Where to Find the Fellowships?
I found several ways to find the informatics fellowships that are offered for diagnostic radiology program graduates. If you happen to be a member of the AMA, you can look up the fellowships on the FREIDA database. (It turns out I am not a member!) Alternatively, you can do a web search on informatics fellowships and many of the large institutions describe their own programs. And finally, you can go to the ACGME website and look up informatics fellowships there.
Job Opportunities for the Informatics Fellowship Graduate
This is where things get really interesting… Job opportunities are endless. You want to be part of a large private practice or maybe a teleradiology practice? Interested in becoming a practice leader?- It’s all yours! Not many employers can replace the only radiologist that can fix a PACS or RIS system and can also actually read films.

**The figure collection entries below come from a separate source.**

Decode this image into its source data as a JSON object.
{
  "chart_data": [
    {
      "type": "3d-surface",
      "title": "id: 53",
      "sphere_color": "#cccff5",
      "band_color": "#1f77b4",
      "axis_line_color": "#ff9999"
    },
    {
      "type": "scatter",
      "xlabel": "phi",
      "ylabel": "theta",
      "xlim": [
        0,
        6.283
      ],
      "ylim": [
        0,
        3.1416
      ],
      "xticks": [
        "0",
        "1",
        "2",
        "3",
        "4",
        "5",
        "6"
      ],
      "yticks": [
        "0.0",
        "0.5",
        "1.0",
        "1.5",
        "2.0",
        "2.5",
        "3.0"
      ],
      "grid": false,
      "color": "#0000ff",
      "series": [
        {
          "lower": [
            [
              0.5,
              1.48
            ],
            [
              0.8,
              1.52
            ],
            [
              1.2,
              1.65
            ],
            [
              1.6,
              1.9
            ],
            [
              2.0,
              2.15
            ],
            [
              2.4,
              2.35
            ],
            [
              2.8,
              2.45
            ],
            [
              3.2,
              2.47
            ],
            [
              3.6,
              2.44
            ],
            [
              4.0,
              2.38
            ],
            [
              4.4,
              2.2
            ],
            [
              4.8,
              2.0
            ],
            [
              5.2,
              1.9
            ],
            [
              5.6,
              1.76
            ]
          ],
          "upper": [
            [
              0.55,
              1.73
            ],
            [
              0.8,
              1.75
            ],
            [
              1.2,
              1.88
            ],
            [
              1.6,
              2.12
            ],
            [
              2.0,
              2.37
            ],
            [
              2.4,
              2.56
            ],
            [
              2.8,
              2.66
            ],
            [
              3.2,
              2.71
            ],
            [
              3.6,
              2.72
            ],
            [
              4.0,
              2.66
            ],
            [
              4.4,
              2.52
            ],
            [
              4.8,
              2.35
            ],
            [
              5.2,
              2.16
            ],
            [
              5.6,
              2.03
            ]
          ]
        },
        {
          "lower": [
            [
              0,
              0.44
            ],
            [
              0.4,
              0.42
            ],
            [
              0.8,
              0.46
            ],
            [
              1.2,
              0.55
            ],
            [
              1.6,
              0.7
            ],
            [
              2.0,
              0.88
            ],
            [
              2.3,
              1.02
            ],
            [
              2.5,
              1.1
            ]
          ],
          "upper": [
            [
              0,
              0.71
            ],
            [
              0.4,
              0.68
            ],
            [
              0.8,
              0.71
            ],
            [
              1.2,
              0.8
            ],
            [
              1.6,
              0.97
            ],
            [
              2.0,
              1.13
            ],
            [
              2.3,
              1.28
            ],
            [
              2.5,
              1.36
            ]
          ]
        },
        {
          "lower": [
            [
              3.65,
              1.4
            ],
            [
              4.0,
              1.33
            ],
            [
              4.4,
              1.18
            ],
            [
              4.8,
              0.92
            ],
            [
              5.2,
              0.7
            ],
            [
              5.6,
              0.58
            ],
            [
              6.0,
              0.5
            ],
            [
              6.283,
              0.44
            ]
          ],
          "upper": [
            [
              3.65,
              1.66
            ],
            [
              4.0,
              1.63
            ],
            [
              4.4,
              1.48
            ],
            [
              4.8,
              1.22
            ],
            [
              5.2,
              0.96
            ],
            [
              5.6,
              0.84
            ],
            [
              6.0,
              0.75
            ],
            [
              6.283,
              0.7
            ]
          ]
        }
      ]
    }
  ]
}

You want to become an entrepreneur and start your own company? You will have access to all the tools and methods to create a technological niche for yourself whether it be an app, a PACS addon, a new piece of software, or other countless unimaginable outlets.
You want to go into academics? The world is yours. Academics are desperate to have rads translate their IT department workings into something that is useful and efficient for clinicians. Think about the possibility of chairman or CIO.
You want to work for big business? Think Apple, Google, Cerner, and more! Large organizations are contstantly on the lookout for good talent that can translate the engineering esoteric data into clinical reality. You will be able to develop needed applications, improve health and radiology related products to get more clientele, and more:
Think about it… you will be at the forefront and crossroads of technology and clinical medicine- a job that only a few can currently fill. It will be very difficult to replace you.
Diagnostic readers can be outsourced to India. Robotics can replace human procedures. But humans will always be needed to rule the machines (unless our future is to be the same as The Terminator!)
Of course in the end, like anything else, you need to like what you are doing in order to be good at it. And, informatics is certainly not for everyone. But, if you have a remote interest in the intersection of computers and radiology, really consider this subspecialty. The possibilities are endless, job opportunities abound, and you have the ability to be in charge of your own destiny, potentially not subject to the whims of government or even private industry. You can be your own captain!!!